Sono le 7:35, rischio di fare tardi come ieri così mi preparo velocemente e scendo di sotto, per salutare mia madre.

“Buongiorno Ed”, mi saluta con un gran sorriso. È sempre così felice e solare, mi chiedo come faccia.

“Ciao mamma”, dico semplicemente, senza incontrare il suo sguardo. Di solito sono decisamente molto più affettuoso con lei, ma oggi non mi va proprio.

“Stai bene? Sembri strano”. Sapevo che se ne sarebbe accorta, è una donna alla quale non sfugge mai nulla. Alzo semplicemente le spalle, mentre prendo una mela dal tavolo.

“Nonna ha chiamato?”. Sinceramente, sapere come stava mio nonno era più importante del mio umore. Sospira al mio cambiamento del discorso.

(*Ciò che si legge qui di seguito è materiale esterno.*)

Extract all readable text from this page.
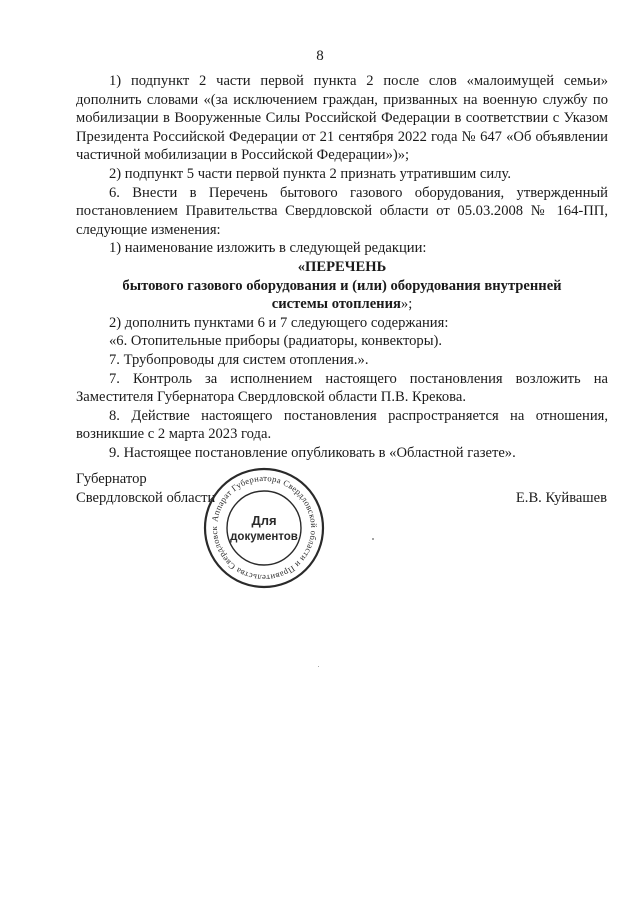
8

1) подпункт 2 части первой пункта 2 после слов «малоимущей семьи» дополнить словами «(за исключением граждан, призванных на военную службу по мобилизации в Вооруженные Силы Российской Федерации в соответствии с Указом Президента Российской Федерации от 21 сентября 2022 года № 647 «Об объявлении частичной мобилизации в Российской Федерации»)»;

2) подпункт 5 части первой пункта 2 признать утратившим силу.

6. Внести в Перечень бытового газового оборудования, утвержденный постановлением Правительства Свердловской области от 05.03.2008 № 164-ПП, следующие изменения:

1) наименование изложить в следующей редакции:

«ПЕРЕЧЕНЬ

бытового газового оборудования и (или) оборудования внутренней

системы отопления»;

2) дополнить пунктами 6 и 7 следующего содержания:

«6. Отопительные приборы (радиаторы, конвекторы).

7. Трубопроводы для систем отопления.».

7. Контроль за исполнением настоящего постановления возложить на Заместителя Губернатора Свердловской области П.В. Крекова.

8. Действие настоящего постановления распространяется на отношения, возникшие с 2 марта 2023 года.

9. Настоящее постановление опубликовать в «Областной газете».

Губернатор
Свердловской области
Аппарат Губернатора Свердловской области и Правительства Свердловск
Для
документов
Е.В. Куйвашев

“No, ma credo che il nonno stia bene, sai benissimo che se fosse successo qualcosa ci avrebbe avvertiti”. Il suo tono è tranquillo e rilassato, ma c’è qualcosa dietro che non mi torna.

“Oggi dopo scuola vado a trovarlo”, dico, più a me stesso che a lei, per fugare ogni dubbio. Mio nonno è una delle persone più importanti che ho. Lui è la mia casa, è la mia famiglia, molto più di mia madre o di chiunque altro. Non potevo perderlo così.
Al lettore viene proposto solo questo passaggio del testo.